L'Uruguay importera du gaz d'Argentine et économisera 50 % du coût de production

Depuis son entrée en fonction en mars, le gouvernement de Yamandú Orsi a cherché à conclure une alliance stratégique avec l'Argentine pour décarboner son réseau électrique et utiliser davantage le gaz naturel. Cette intention se concrétise en effet par des accords entre ses deux entreprises publiques liées au monde de l'énergie : la compagnie pétrolière Ancap et la société de fourniture d'électricité UTE.

La semaine dernière, le président de l'UTE, Andrea Cabrera, a annoncé sur le réseau social C'est une entreprise uruguayenne composée de Shell (40%), Pan American Energy (30%), Ancap (20%) et Wintershall Dea (10%), qui est le concessionnaire du gazoduc de 400 kilomètres qui relie la province de Buenos Aires à Montevideo, en Uruguay.

« Grâce à cela, le passage du gaz naturel de l'Argentine vers la Punta del Tigre Central dans notre pays est rendu possible, ce qui permet aujourd'hui de répondre au besoin de produire de l'énergie thermique pour répondre à la demande nationale d'une manière plus économique, efficace et durable que le diesel », a écrit Cabrera dans son message.

Le gazoduc Cruz del Sur,

« Ce fait marque une étape importante pour notre pays », a-t-il célébré.

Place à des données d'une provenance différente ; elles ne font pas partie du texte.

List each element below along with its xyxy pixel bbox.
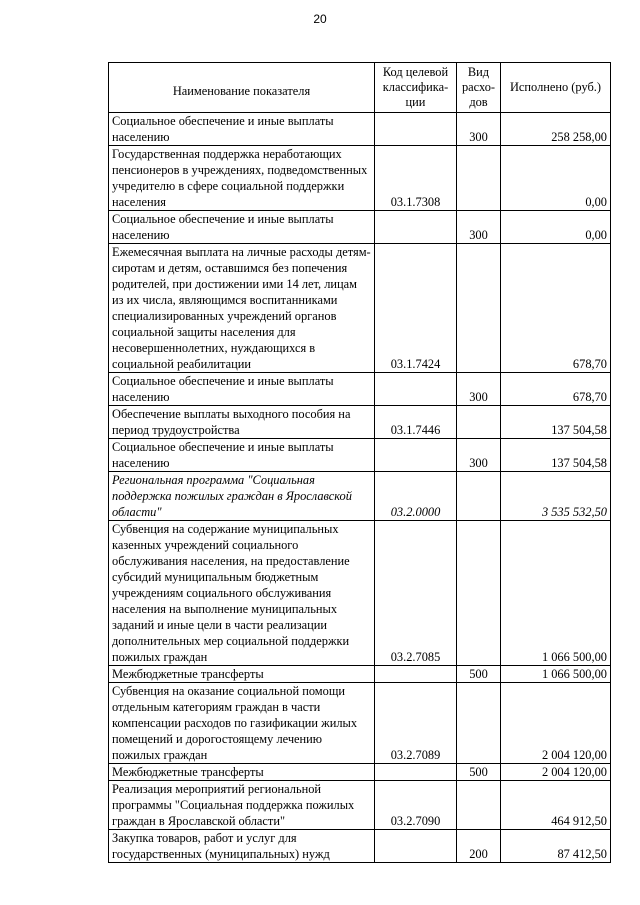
row-name: Региональная программа "Социальная поддержка пожилых граждан в Ярославской области" xyxy=(109,472,375,521)
row-code: 03.1.7308 xyxy=(375,146,457,211)
row-code xyxy=(375,113,457,146)
row-kind: 300 xyxy=(457,439,501,472)
row-amount: 3 535 532,50 xyxy=(501,472,611,521)
row-code xyxy=(375,373,457,406)
table-row xyxy=(109,666,611,683)
row-kind xyxy=(457,683,501,764)
table-row xyxy=(109,113,611,146)
row-amount: 137 504,58 xyxy=(501,406,611,439)
row-amount: 678,70 xyxy=(501,244,611,373)
row-code: 03.1.7446 xyxy=(375,406,457,439)
table-row xyxy=(109,146,611,211)
row-kind: 500 xyxy=(457,666,501,683)
row-code xyxy=(375,439,457,472)
table-row xyxy=(109,830,611,863)
report-table xyxy=(108,62,611,863)
row-code xyxy=(375,211,457,244)
header-code: Код целевой классифика-ции xyxy=(375,63,457,113)
table-row xyxy=(109,244,611,373)
row-code xyxy=(375,830,457,863)
row-amount: 137 504,58 xyxy=(501,439,611,472)
table-row xyxy=(109,406,611,439)
row-name: Закупка товаров, работ и услуг для государственных (муниципальных) нужд xyxy=(109,830,375,863)
table-row xyxy=(109,472,611,521)
row-kind xyxy=(457,146,501,211)
row-amount: 0,00 xyxy=(501,211,611,244)
row-name: Межбюджетные трансферты xyxy=(109,666,375,683)
row-name: Социальное обеспечение и иные выплаты населению xyxy=(109,211,375,244)
header-amount: Исполнено (руб.) xyxy=(501,63,611,113)
row-amount: 2 004 120,00 xyxy=(501,683,611,764)
row-kind xyxy=(457,406,501,439)
row-code: 03.2.7089 xyxy=(375,683,457,764)
table-header xyxy=(109,63,611,113)
row-kind: 300 xyxy=(457,113,501,146)
row-amount: 0,00 xyxy=(501,146,611,211)
row-amount: 258 258,00 xyxy=(501,113,611,146)
row-name: Социальное обеспечение и иные выплаты населению xyxy=(109,439,375,472)
row-kind xyxy=(457,472,501,521)
table-row xyxy=(109,439,611,472)
row-name: Межбюджетные трансферты xyxy=(109,764,375,781)
table-row xyxy=(109,781,611,830)
row-name: Ежемесячная выплата на личные расходы детям-сиротам и детям, оставшимся без попечения родителей, при достижении ими 14 лет, лицам из их числа, являющимся воспитанниками специализированных учреждений органов социальной защиты населения для несовершеннолетних, нуждающихся в социальной реабилитации xyxy=(109,244,375,373)
row-amount: 1 066 500,00 xyxy=(501,666,611,683)
row-code: 03.2.7085 xyxy=(375,521,457,666)
table-row xyxy=(109,764,611,781)
row-kind: 300 xyxy=(457,373,501,406)
row-name: Субвенция на оказание социальной помощи отдельным категориям граждан в части компенсации расходов по газификации жилых помещений и дорогостоящему лечению пожилых граждан xyxy=(109,683,375,764)
row-amount: 2 004 120,00 xyxy=(501,764,611,781)
table-row xyxy=(109,683,611,764)
row-code: 03.2.0000 xyxy=(375,472,457,521)
row-name: Социальное обеспечение и иные выплаты населению xyxy=(109,373,375,406)
table-row xyxy=(109,211,611,244)
row-kind: 200 xyxy=(457,830,501,863)
row-name: Социальное обеспечение и иные выплаты населению xyxy=(109,113,375,146)
row-amount: 464 912,50 xyxy=(501,781,611,830)
row-amount: 1 066 500,00 xyxy=(501,521,611,666)
row-name: Обеспечение выплаты выходного пособия на период трудоустройства xyxy=(109,406,375,439)
row-code xyxy=(375,666,457,683)
row-code: 03.1.7424 xyxy=(375,244,457,373)
row-kind: 300 xyxy=(457,211,501,244)
row-kind xyxy=(457,521,501,666)
row-code: 03.2.7090 xyxy=(375,781,457,830)
header-name: Наименование показателя xyxy=(109,63,375,113)
table-row xyxy=(109,373,611,406)
page-number: 20 xyxy=(313,12,327,26)
row-kind xyxy=(457,244,501,373)
row-amount: 87 412,50 xyxy=(501,830,611,863)
table-body xyxy=(109,113,611,863)
header-kind: Вид расхо-дов xyxy=(457,63,501,113)
row-kind xyxy=(457,781,501,830)
row-kind: 500 xyxy=(457,764,501,781)
row-code xyxy=(375,764,457,781)
table-row xyxy=(109,521,611,666)
row-name: Государственная поддержка неработающих пенсионеров в учреждениях, подведомственных учредителю в сфере социальной поддержки населения xyxy=(109,146,375,211)
row-name: Реализация мероприятий региональной программы "Социальная поддержка пожилых граждан в Ярославской области" xyxy=(109,781,375,830)
row-amount: 678,70 xyxy=(501,373,611,406)
row-name: Субвенция на содержание муниципальных казенных учреждений социального обслуживания населения, на предоставление субсидий муниципальным бюджетным учреждениям социального обслуживания населения на выполнение муниципальных заданий и иные цели в части реализации дополнительных мер социальной поддержки пожилых граждан xyxy=(109,521,375,666)
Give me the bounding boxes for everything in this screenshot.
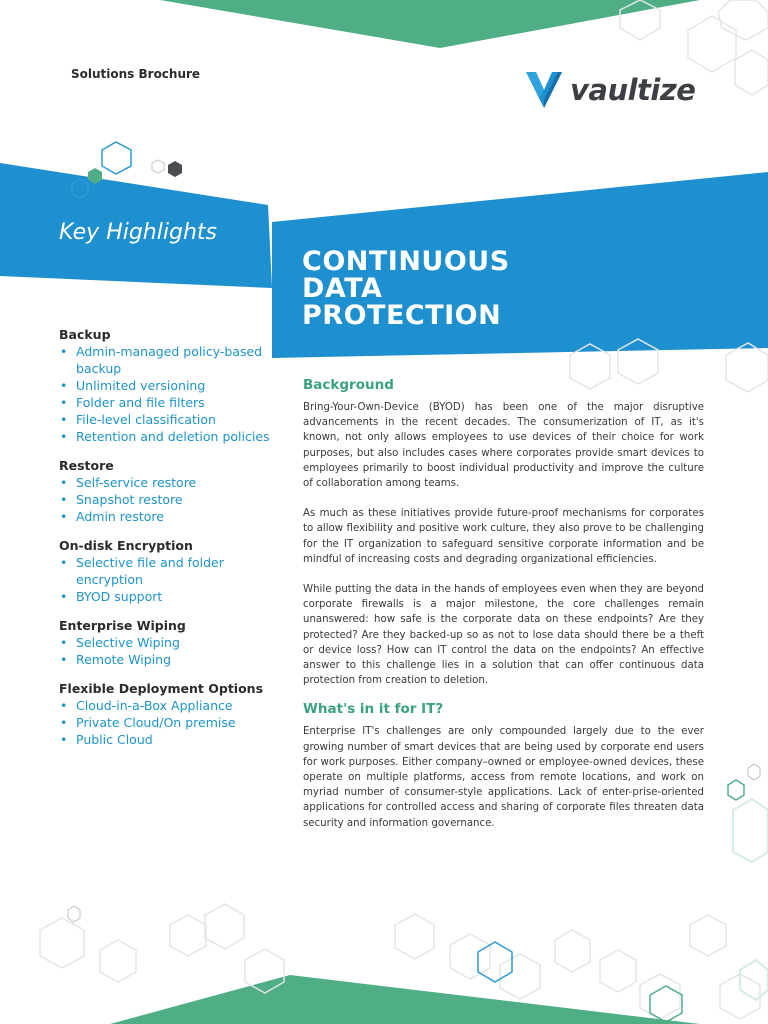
background-heading: Background — [303, 377, 394, 393]
list-item: • Admin restore — [59, 508, 279, 525]
list-item: • File-level classification — [59, 411, 279, 428]
hexagon-accent-pattern — [733, 799, 768, 1000]
group-items — [59, 697, 279, 748]
group-heading: Enterprise Wiping — [59, 618, 186, 633]
vaultize-logo-icon — [522, 68, 566, 112]
highlight-group-backup — [59, 326, 279, 445]
group-items — [59, 474, 279, 525]
highlight-group-restore — [59, 457, 279, 525]
list-item: • Folder and file filters — [59, 394, 279, 411]
vaultize-logo — [522, 68, 695, 112]
highlight-group-encryption — [59, 537, 279, 605]
group-heading: Restore — [59, 458, 114, 473]
list-item: • Admin-managed policy-based backup — [59, 343, 279, 377]
hexagon-small-outline-2 — [68, 906, 80, 922]
key-highlights-title: Key Highlights — [59, 220, 217, 245]
group-items — [59, 554, 279, 605]
list-item: • Unlimited versioning — [59, 377, 279, 394]
hexagon-small-outline — [152, 160, 164, 173]
list-item: • Selective Wiping — [59, 634, 279, 651]
group-heading: On-disk Encryption — [59, 538, 193, 553]
whats-in-it-heading: What's in it for IT? — [303, 701, 444, 718]
whats-in-it-paragraph: Enterprise IT's challenges are only compounded largely due to the ever growing number of smart devices that are being used by corporate end users for work purposes. Either company–owned or employee-owned devices, these operate on multiple platforms, access from remote locations, and work on myriad number of consumer-style applications. Lack of enter-prise-oriented applications for controlled access and sharing of corporate files threaten data security and information governance. — [303, 726, 704, 829]
logo-text: vaultize — [570, 73, 696, 107]
group-items — [59, 634, 279, 668]
list-item: • Public Cloud — [59, 731, 279, 748]
bottom-green-banner — [110, 975, 700, 1024]
top-green-banner — [160, 0, 700, 48]
group-items — [59, 343, 279, 445]
background-paragraph: As much as these initiatives provide future-proof mechanisms for corporates to allow flexibility and positive work culture, they also prove to be challenging for the IT organization to safeguard sensitive corporate information and be mindful of increasing costs and degrading organizational efficiencies. — [303, 508, 704, 565]
hexagon-small-outline-3 — [748, 764, 760, 780]
list-item: • Cloud-in-a-Box Appliance — [59, 697, 279, 714]
list-item: • Private Cloud/On premise — [59, 714, 279, 731]
brochure-label: Solutions Brochure — [71, 67, 201, 81]
list-item: • Remote Wiping — [59, 651, 279, 668]
hexagon-dark — [168, 161, 182, 177]
background-paragraph: Bring-Your-Own-Device (BYOD) has been one of the major disruptive advancements in the recent decades. The consumerization of IT, as it's known, not only allows employees to use devices of their choice for work purposes, but also includes cases where corporates provide smart devices to employees primarily to boost individual productivity and improve the culture of collaboration among teams. — [303, 402, 704, 490]
page-title — [302, 248, 602, 329]
title-line-3: PROTECTION — [302, 300, 502, 331]
list-item: • Snapshot restore — [59, 491, 279, 508]
group-heading: Backup — [59, 327, 111, 342]
title-line-1: CONTINUOUS — [302, 246, 510, 277]
group-heading: Flexible Deployment Options — [59, 681, 264, 696]
list-item: • Retention and deletion policies — [59, 428, 279, 445]
main-content — [303, 376, 704, 846]
list-item: • Self-service restore — [59, 474, 279, 491]
highlights-sidebar — [59, 326, 279, 760]
list-item: • BYOD support — [59, 588, 279, 605]
title-line-2: DATA — [302, 273, 383, 304]
background-paragraph: While putting the data in the hands of employees even when they are beyond corporate firewalls is a major milestone, the core challenges remain unanswered: how safe is the corporate data on these endpoints? Are they protected? Are they backed-up so as not to lose data should there be a theft or device loss? How can IT control the data on the endpoints? An effective answer to this challenge lies in a solution that can offer continuous data protection from creation to deletion. — [303, 584, 704, 687]
highlight-group-wiping — [59, 617, 279, 668]
list-item: • Selective file and folder encryption — [59, 554, 279, 588]
highlight-group-deployment — [59, 680, 279, 748]
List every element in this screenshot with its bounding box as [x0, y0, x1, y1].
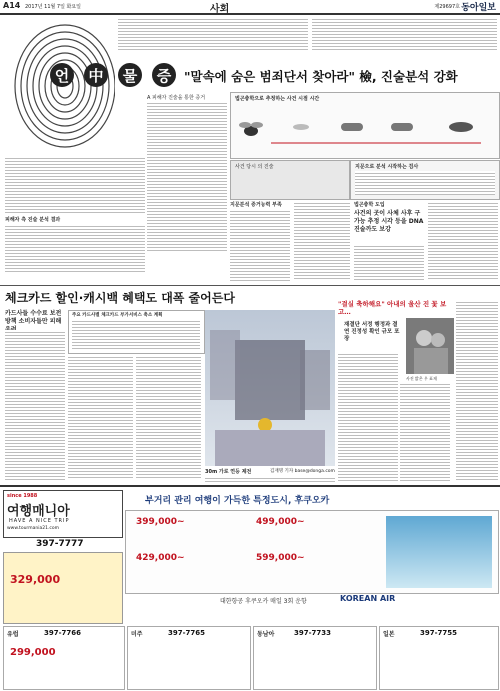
- ad-bottom-row: [3, 626, 497, 688]
- card-headline: 체크카드 할인·캐시백 혜택도 대폭 줄어든다: [5, 291, 235, 305]
- ad-region-1: 유럽: [7, 631, 19, 638]
- title-circle-3: 물: [118, 63, 142, 87]
- divider: [0, 285, 500, 286]
- lead-text-col-5: [354, 244, 424, 281]
- ad-since: since 1988: [7, 493, 38, 499]
- ad-price-grid: [125, 510, 499, 594]
- photo-credit: 김재명 기자 base@donga.com: [270, 469, 335, 474]
- lead-text-col-2: [5, 224, 145, 272]
- card-text-col-2: [68, 355, 133, 480]
- page-date: 2017년 11월 7일 화요일: [25, 4, 82, 10]
- ad-price-1: 329,000: [10, 573, 61, 586]
- ad-promo-1: [3, 552, 123, 624]
- intro-text-block: [118, 17, 308, 51]
- side-text-col-2: [400, 382, 450, 482]
- side-text-col-3: [456, 300, 498, 482]
- card-text-col-1: [5, 330, 65, 480]
- pupa-icon: [449, 122, 473, 132]
- lead-text-col-0: [5, 156, 145, 214]
- ad-region-3: 동남아: [257, 631, 275, 638]
- ad-slogan: HAVE A NICE TRIP: [9, 518, 70, 524]
- ad-promo: 대한항공 후쿠오카 매일 3회 운항: [220, 598, 307, 605]
- ad-web: www.tourmania21.com: [7, 526, 59, 531]
- lead-subhead-4: 지문분석 증거능력 부족: [230, 202, 282, 208]
- lead-text-col-6: [428, 201, 498, 281]
- ad-grid-price-1: 399,000~: [136, 517, 185, 527]
- ad-photo: [386, 516, 492, 588]
- lead-text-col-4: [294, 201, 350, 281]
- title-circle-2: 中: [84, 63, 108, 87]
- side-photo: [406, 318, 454, 374]
- ad-headline: 부거리 관리 여행이 가득한 특정도시, 후쿠오카: [145, 496, 330, 506]
- ad-grid-price-3: 429,000~: [136, 553, 185, 563]
- card-table: [68, 310, 205, 354]
- insect-diagram-title: 법곤충학으로 추정하는 사건 시점 시간: [235, 96, 320, 102]
- festival-photo: [205, 310, 335, 466]
- ad-phone: 397-7777: [36, 539, 84, 549]
- page-number: A14: [3, 1, 21, 10]
- side-text-col-1: [338, 352, 398, 482]
- title-circle-1: 언: [50, 63, 74, 87]
- ad-region-2: 미주: [131, 631, 143, 638]
- caption-text: [205, 476, 335, 482]
- lead-text-col-1: [147, 101, 227, 251]
- ad-airline: KOREAN AIR: [340, 594, 396, 603]
- ad-phone-4: 397-7755: [420, 629, 457, 637]
- ad-phone-3: 397-7733: [294, 629, 331, 637]
- box-info: [350, 160, 500, 200]
- lead-headline: "말속에 숨은 범죄단서 찾아라" 檢, 진술분석 강화: [184, 69, 458, 84]
- insect-diagram: [230, 92, 500, 159]
- title-circle-4: 증: [152, 63, 176, 87]
- card-text-col-3: [136, 355, 201, 480]
- evidence-photo-label: 사건 당시 의 진술: [235, 164, 274, 170]
- side-subheadline: 재결단 서정 행정과 결 연 진정성 확인 규모 포장: [344, 322, 400, 342]
- ad-grid-price-4: 599,000~: [256, 553, 305, 563]
- lead-text-col-3: [230, 209, 290, 281]
- lead-subhead-3: 피해자 측 진술 분석 결과: [5, 217, 61, 223]
- ad-phone-1: 397-7766: [44, 629, 81, 637]
- ad-region-4: 일본: [383, 631, 395, 638]
- box-info-title: 지문으로 분석 시작하는 검사: [355, 164, 419, 170]
- side-photo-caption: 사진 밝은 우 표재: [406, 376, 437, 381]
- lead-subhead-1: A 피해자 진술을 통한 증거: [147, 95, 206, 101]
- evidence-photo: [230, 160, 350, 200]
- section-title: 사회: [210, 4, 230, 15]
- ad-price-2: 299,000: [10, 647, 56, 658]
- egg-icon: [293, 124, 309, 130]
- ad-grid-price-2: 499,000~: [256, 517, 305, 527]
- ad-brand: 여행매니아: [7, 504, 70, 519]
- side-headline: "결실 축하해요" 아내의 울산 진 꽃 보고…: [338, 300, 447, 316]
- card-subheadline: 카드사들 수수료 보전 방책 소비자들만 피해: [5, 310, 62, 325]
- photo-caption: 30m 가로 연등 제전: [205, 469, 252, 475]
- ad-divider: [0, 485, 500, 487]
- issue-number: 제29697호: [434, 4, 460, 10]
- intro-text-block-right: [312, 17, 497, 51]
- travel-ad-logo-box: [3, 490, 123, 538]
- larva-icon: [341, 123, 363, 131]
- lead-highlight: 사건의 곳이 사체 사후 구 가능 추정 시각 등을 DNA 진술까도 보강: [354, 210, 424, 233]
- page-header: [0, 0, 500, 15]
- ad-phone-2: 397-7765: [168, 629, 205, 637]
- ad-headline-bar: [125, 490, 497, 508]
- paper-logo: 동아일보: [461, 3, 496, 13]
- card-table-title: 주요 카드사별 체크카드 부가서비스 축소 계획: [72, 313, 163, 318]
- lead-subhead-5: 법곤충학 도입: [354, 202, 385, 208]
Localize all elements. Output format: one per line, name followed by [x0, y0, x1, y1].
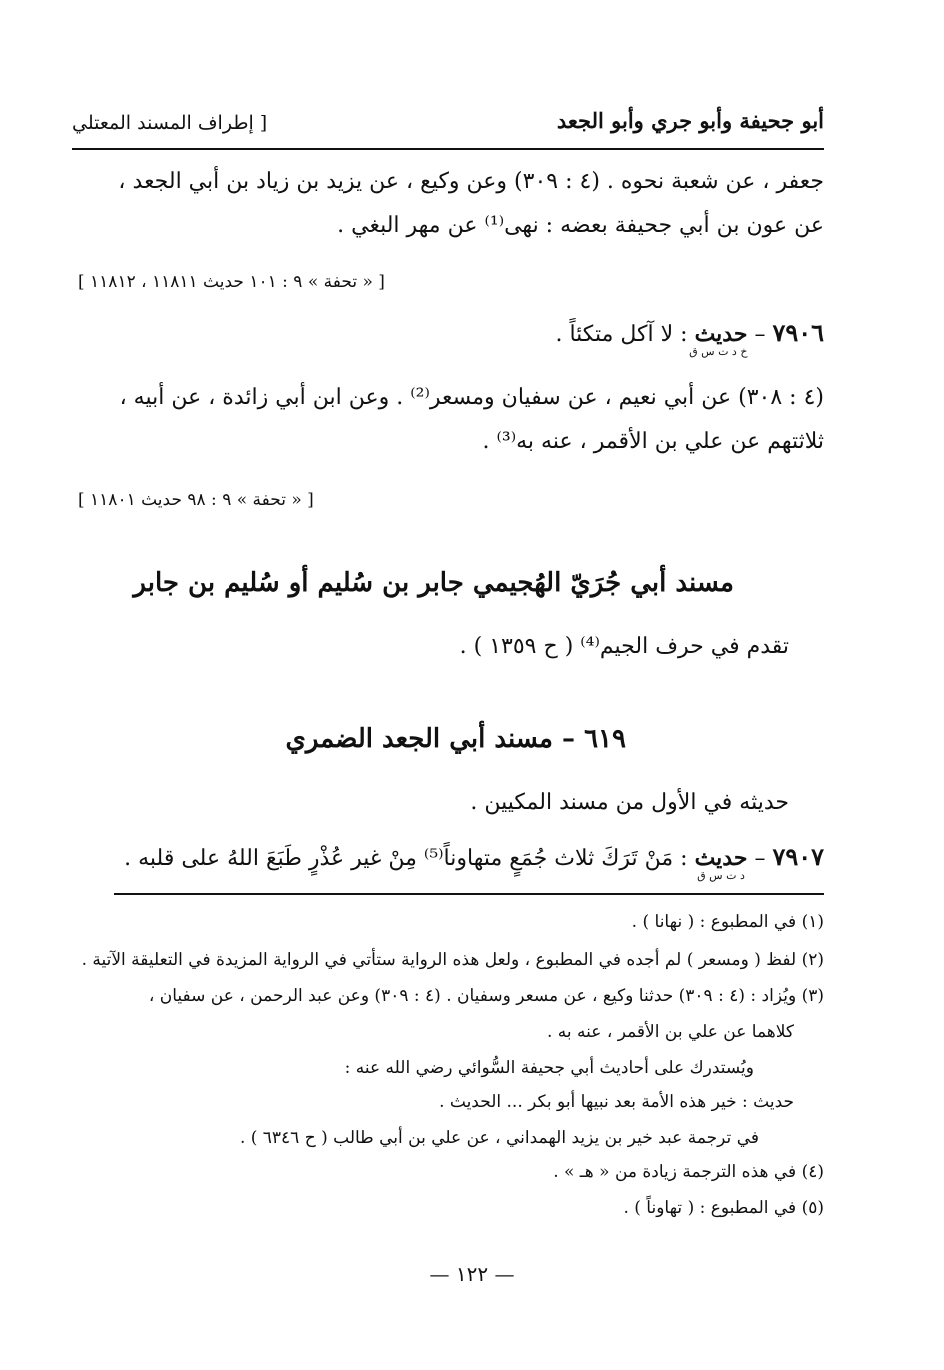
- source-sigla: د ت س ق: [697, 869, 745, 882]
- section-line: تقدم في حرف الجيم⁽⁴⁾ ( ح ١٣٥٩ ) .: [459, 634, 789, 659]
- entry-dash: –: [754, 846, 766, 871]
- hadith-text: : مَنْ تَرَكَ ثلاث جُمَعٍ متهاوناً⁽⁵⁾ مِنْ غير عُذْرٍ طَبَعَ اللهُ على قلبه .: [124, 846, 688, 871]
- body-line: ثلاثتهم عن علي بن الأقمر ، عنه به⁽³⁾ .: [482, 429, 824, 454]
- footnote: (٢) لفظ ( ومسعر ) لم أجده في المطبوع ، ولعل هذه الرواية ستأتي في الرواية المزيدة في التعليقة الآتية .: [81, 950, 824, 970]
- body-line: جعفر ، عن شعبة نحوه . (٤ : ٣٠٩) وعن وكيع ، عن يزيد بن زياد بن أبي الجعد ،: [118, 169, 824, 194]
- section-line: حديثه في الأول من مسند المكيين .: [470, 790, 789, 815]
- footnote-rule: [114, 893, 824, 895]
- hadith-keyword: [694, 845, 748, 882]
- tuhfa-reference: [ « تحفة » ٩ : ١٠١ حديث ١١٨١١ ، ١١٨١٢ ]: [78, 272, 385, 292]
- footnote-continuation: حديث : خير هذه الأمة بعد نبيها أبو بكر ... الحديث .: [439, 1092, 794, 1112]
- hadith-text: : لا آكل متكئاً .: [555, 322, 688, 347]
- hadith-number: ٧٩٠٧: [772, 842, 824, 871]
- hadith-number: ٧٩٠٦: [772, 318, 824, 347]
- keyword-text: حديث: [694, 845, 748, 871]
- hadith-entry-7906: [555, 318, 824, 358]
- running-header-title: أبو جحيفة وأبو جري وأبو الجعد: [556, 108, 824, 133]
- tuhfa-reference: [ « تحفة » ٩ : ٩٨ حديث ١١٨٠١ ]: [78, 490, 314, 510]
- footnote-continuation: كلاهما عن علي بن الأقمر ، عنه به .: [546, 1022, 794, 1042]
- footnote: (٤) في هذه الترجمة زيادة من « هـ » .: [553, 1162, 824, 1182]
- section-title-619: ٦١٩ – مسند أبي الجعد الضمري: [285, 724, 626, 754]
- header-rule: [72, 148, 824, 150]
- source-sigla: خ د ت س ق: [689, 345, 748, 358]
- hadith-keyword: [689, 321, 748, 358]
- hadith-entry-7907: [124, 842, 824, 882]
- footnote: (٣) ويُزاد : (٤ : ٣٠٩) حدثنا وكيع ، عن مسعر وسفيان . (٤ : ٣٠٩) وعن عبد الرحمن ، عن سفيان ،: [148, 986, 824, 1006]
- body-line: عن عون بن أبي جحيفة بعضه : نهى⁽¹⁾ عن مهر البغي .: [337, 213, 824, 238]
- footnote: (١) في المطبوع : ( نهانا ) .: [631, 912, 824, 932]
- footnote-continuation: ويُستدرك على أحاديث أبي جحيفة السُّوائي رضي الله عنه :: [344, 1058, 754, 1078]
- footnote: (٥) في المطبوع : ( تهاوناً ) .: [623, 1198, 824, 1218]
- page-number: — ١٢٢ —: [429, 1262, 515, 1286]
- footnote-continuation: في ترجمة عبد خير بن يزيد الهمداني ، عن علي بن أبي طالب ( ح ٦٣٤٦ ) .: [239, 1128, 759, 1148]
- entry-dash: –: [754, 322, 766, 347]
- keyword-text: حديث: [694, 321, 748, 347]
- running-header-book-title: [ إطراف المسند المعتلي: [72, 112, 268, 134]
- body-line: (٤ : ٣٠٨) عن أبي نعيم ، عن سفيان ومسعر⁽²⁾ . وعن ابن أبي زائدة ، عن أبيه ،: [119, 385, 824, 410]
- section-title-abu-jurayy: مسند أبي جُرَيّ الهُجيمي جابر بن سُليم أو سُليم بن جابر: [133, 568, 734, 598]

La ministre de l'Industrie, Fernanda Cardona, a déclaré au journal uruguayen Le pays que cet accord donne à l'Uruguay « certaines certitudes » et lui permet de produire de l'électricité à « moindre coût ». L'Uruguay économise près de 50 % du coût de production d'énergie dans la centrale à cycle combiné de Punta del Tigre, située dans le département de San José.

Cardona a ajouté que le gouvernement travaillerait à détailler les contrats de fourniture avec l'Argentine.

Cabrera, pour sa part, a déclaré à ce média que l'accord « est très important » et aboutit à une « amélioration de toute l'infrastructure » de Punta del Tigre, qui fonctionne habituellement au diesel à un coût de plus de 200 dollars par mégawatt. La différence de prix sera de 86 USD par mégawatt.

Le président de l'Uruguay, Yamandu

Cet accord ne permet pas le remplacement total des combustibles fossiles, mais en cas de redémarrage des centrales thermiques, le coût sera moindre.

« Il y a des moments précis de la journée où pendant l'été il est nécessaire de recourir à des unités thermiques. Ainsi, avoir du gaz à disposition rend le coût de production beaucoup plus bas que s'il s'agissait de diesel », a expliqué le président de l'UTE.

Cabrera a souligné qu'il s'agit d'une étape importante pour le pays puisque, depuis les années 1990, l'Uruguay paie les coûts d'entretien et d'exploitation de gazoducs qui ne sont pas encore mis en service, comme celui de Paysandú-Casablanca.

La vue drone montre l'installation

C'est pourquoi le ministère de l'Industrie, de l'Énergie et des Mines (MIEM) de l'Uruguay évalue différentes alternatives compte tenu de la possibilité de réaliser cet investissement.

En mars de cette année, le ministre Cardona s'est rendu à Neuquén avec la présidente de la compagnie pétrolière nationale uruguayenne Ancap, Cecilia San Román, pour générer des alliances permettant d'incorporer le gaz naturel dans la matrice énergétique uruguayenne. Le gouvernement entend utiliser cette source d’énergie non seulement au niveau des ménages mais aussi pour les industries.

« Nous voulons promouvoir beaucoup plus l'utilisation industrielle et en particulier dans les secteurs qui ont de fortes émissions en raison de l'énergie qu'ils utilisent », a déclaré à cette occasion le président de l'Ancap. Le pays.

Cardona, quant à lui, a ensuite déclaré que la décarbonisation de l'industrie était l'un des défis les plus importants. « Je crois fermement qu'obtenir du gaz naturel et pouvoir avoir de bonnes affaires, en profitant de la situation argentine, est une opportunité historique que nous avons en ce moment », a-t-il déclaré.